“For the time will come when people will not put up with sound doctrine. Instead, to suit their own desires, they will gather around them a great number of teachers to say what their itching ears want to hear. They will turn their ears away from the truth and turn aside to myths.”

2 Timothy 4:3-4

Early this past November, NBC News reported on a “study” produced by an “international consortium of more than 11,000 scientists.” Those numbers are newsworthy, especially when the scientists, as we were told, were prominent professionals from 153 countries. Countless other agencies around the globe – including CNN, The Guardian, Al Jazeera News, and The Independent UK – picked up the story and reported the news as a fresh call to action and as our new “moral obligation.”

Then John Hinderaker from PowerLine discovered the truth:

“Actually, there was no study, there was just a press release. And it wasn’t 11,000 scientists, it was 11,000 random people who put their names on a web page. But today’s reporters are so biased and so incompetent that when it comes to ‘climate change,’ they will swallow anything.”

Others, like Ezra Levant of Canada, have followed the bread crumbs to expose the far reaching exposure of this hoax, but revealing the truth strangely doesn’t produce sufficient satisfaction. As long as the headlines are published, people can believe in the reports that speak to their predispositions without concern of correction. The truth, when it becomes relative, is no longer an intrinsic necessity for reporting the news.

This is more than just disconcerting. We have to recognize that we’re being lied to, regularly and purposely.

When we are young, we are taught that a free press is constitutionally critical to a free society. So many of us grow up with the assumed trust that “the news,” though not perfect, acts as sort of a referee on the various playing fields of politics, business, society, law, and culture. But what happens when the referees choose sides?

Culturally, we are watching what happens when the rules of the game are unenforced, forgotten, or blatantly violated. Now we have to act as our own arbiters, ineffectual referees and not the observers.

Ironically, this is the expected outcome of the “truth is relative” movement. We are to feel isolated, but not abandoned by the individuals and institutions that have propagated the lies. We are supposed to feel as if truth itself has disappeared. When that’s conceded then any report can be verified, corroborated, and slapped together as “news.”

Years ago this kind of harsh critique could have easily been dismissed as slightly conspiratorial, but these days “they are a changing.” There is a more flagrant and bold approach to the lies, as if it’s an unchallenged understanding that, even if you’re caught, even if you have to retract or publish a correction, it doesn’t matter. There are no referees on the playing field! So fouls become an accepted part of playing the game.

To put it more directly, when the truth devolves to relativism, “news” becomes no more than political manipulation and cultural propaganda, and people are misled.
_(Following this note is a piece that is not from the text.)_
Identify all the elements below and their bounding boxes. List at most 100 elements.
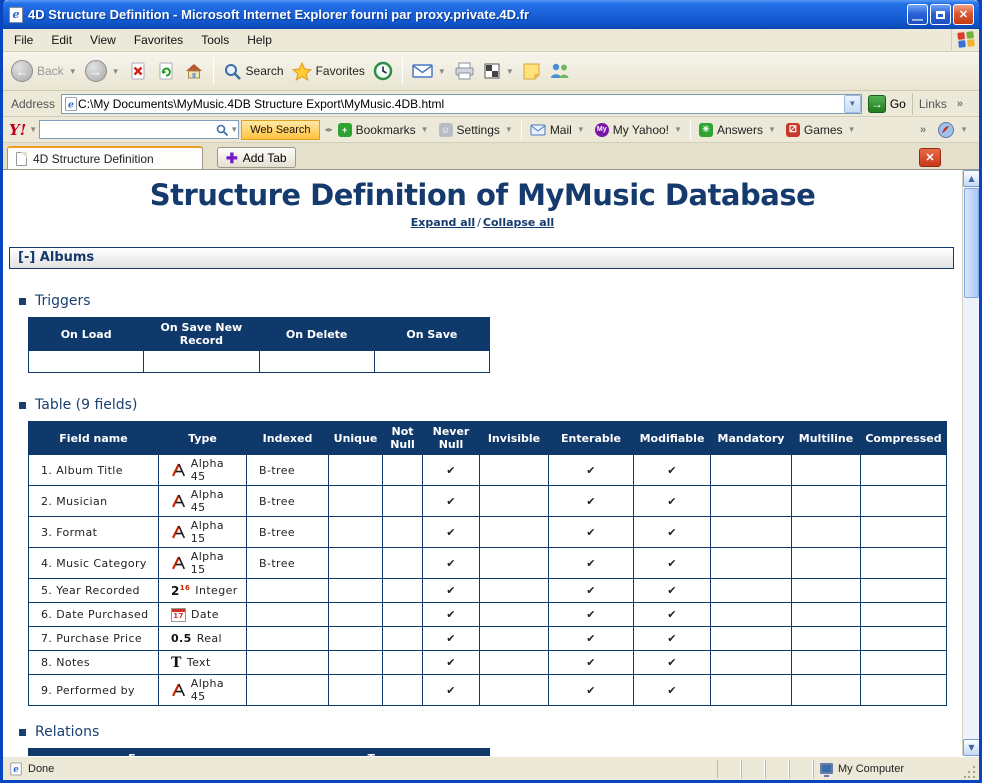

This should be an inescapable concern of anyone who claims “The Way, The Truth, and The Life” to be their eternal Savior (cf. John 14:6).

So what is the answer? What should a pastor encourage his people to do?

Well, culturally, the answers are relative! But not to the context of human opinion. Fortunately, we have a far more tested source for our reporting: It’s God’s Word! So the answer is to become more fluent in the Truth.

“But as for you, continue in what you have learned and have become convinced of, because you know those from whom you learned it, and how from infancy you have known the Holy Scriptures, which are able to make you wise for salvation through faith in Christ Jesus. 16 All Scripture is God-breathed and is useful for teaching, rebuking, correcting and training in righteousness, 17 so that the servant of God may be thoroughly equipped for every good work.”